The Signor Grimaldi, for, though the elected of Genoa, such was in truth the family name of the Doge, turned his vacant gaze for an instant on the Augustine, but it soon reverted to the forms and faces of Maso and Sigismund, who still stood before him, filling his thoughts even more than his sight.
"Yes, there is a power--" he resumed, "a great and beneficent Being to equalize our fortunes here, and when we pass into another state of being, loaded with the wrongs of this, we shall have justice! Tell me, Melchior, thou who knew my youth, who read my heart when it was open as day, what was there in it to deserve this punishment? Here is Balthazar, come of a race of executioners--a man condemned of opinion--that prejudice besets with a hedge of hatred--that men point at with their fingers, and whom the dogs are ready to bay--this Balthazar is the father of that gallant youth, whose form is so perfect, whose spirit is so noble, and whose life so pure; while I, the last of a line that is lost in the obscurity of time, the wealthiest of my land, and the chosen of my peers, am accursed with an outcast, a common brigand, a murderer, for the sole prop of my decaying house--with this Il Maledetto--this man accursed--for a son!"
A movement of astonishment escaped the listeners, even the Baron de Willading not suspecting the real cause of his friend's distress. Maso alone was unmoved; for while the aged father betrayed the keenness of his anguish, the son discovered none of that sympathy of which even a life like his might be supposed to have left some remains in the heart of a child. He was cold, collected, observant, and master of his smallest action.
"I will not believe this," exclaimed the Doge, whose very soul revolted at this unfeeling apathy, even more than at the disgrace of being the father of such a child; "thou art not he thou pretendest to be; this foul lie is uttered that my natural feelings may interpose between thee and the block! Prove thy truth, or I abandon thee to thy fate."

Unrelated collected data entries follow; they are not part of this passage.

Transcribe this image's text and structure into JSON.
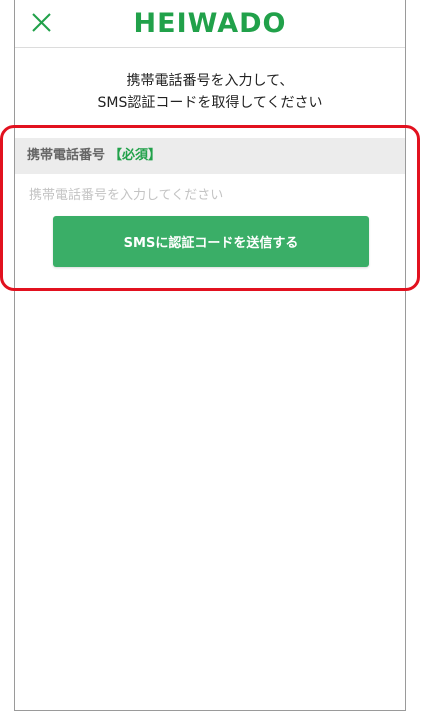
{
  "header": {
    "close_icon": "close-icon",
    "logo_text": "HEIWADO"
  },
  "instruction": {
    "line1": "携帯電話番号を入力して、",
    "line2": "SMS認証コードを取得してください"
  },
  "form": {
    "label": "携帯電話番号",
    "required": "【必須】",
    "placeholder": "携帯電話番号を入力してください",
    "value": ""
  },
  "send_button": {
    "label": "SMSに認証コードを送信する"
  },
  "colors": {
    "brand_green": "#21a14a",
    "button_green": "#3aae67",
    "highlight_red": "#e2111f"
  }
}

"Signore, I would have saved this unhappy exhibition, but you would not. That I am Bartolo this signet, your own gift sent to be my protection in a strait like this, will show. It is, moreover, easy for me to prove what I say, by a hundred witnesses who are living in Genoa."
The Signor Grimaldi stretched forth a hand that trembled like an aspen to receive the ring, a jewel of little price, but a signet that he had, in truth, sent to be an instrument of recognition between him and his child, in the event of any sudden calamity befalling the latter. He groaned as he gazed at its well-remembered emblems, for its identity was only too plain.
"Maso--Bartolo--Gaetano--for such, miserable boy, is thy real appellation--thou canst not know how bitter is the pang that an unworthy child brings to the parent, else would thy life have been different. Oh! Gaetano! Gaetano! what a foundation art thou for a father's hopes! What a subject for a father's love! I saw thee last a smiling innocent cherub, in thy nurse's arms, and I find thee with a blighted sod, the pure fountain of thy mind corrupted, a form sealed with the stamp of vice, and with hands dyed in blood; prematurely old in body, and with a spirit that hath already the hellish taint of the damned!
"Signore, you find me as the chances of a wild life have willed. The world and I have been at loggerheads this many a year, and in trifling with its laws, I take my revenge of its abuse--" warmly returned Il Maledetto, for his spirit began to be aroused. "Thou bear'st hard upon me, Doge--father--or what thou wilt--and I should be little worthy of my lineage, did I not meet thy charges as they are made. Compare thine own career with mine, and let it be proclaimed by sound of trumpet if thou wilt, which hath most reason to be proud, and which to exult. Thou wert reared in the hopes and honors of our name; thou passed thy youth in the pursuit of arms according to thy fancy, and when tired of change, and willing to narrow thy pleasures, thou looked about thee for a maiden to become the mother of thy successor; thou turned a wishing eye on one young, fair, and noble, but whose affections, as her faith, were solemnly, irretrievably plighted to another."
The Doge shuddered and veiled his eye; but he eagerly interrupted Maso.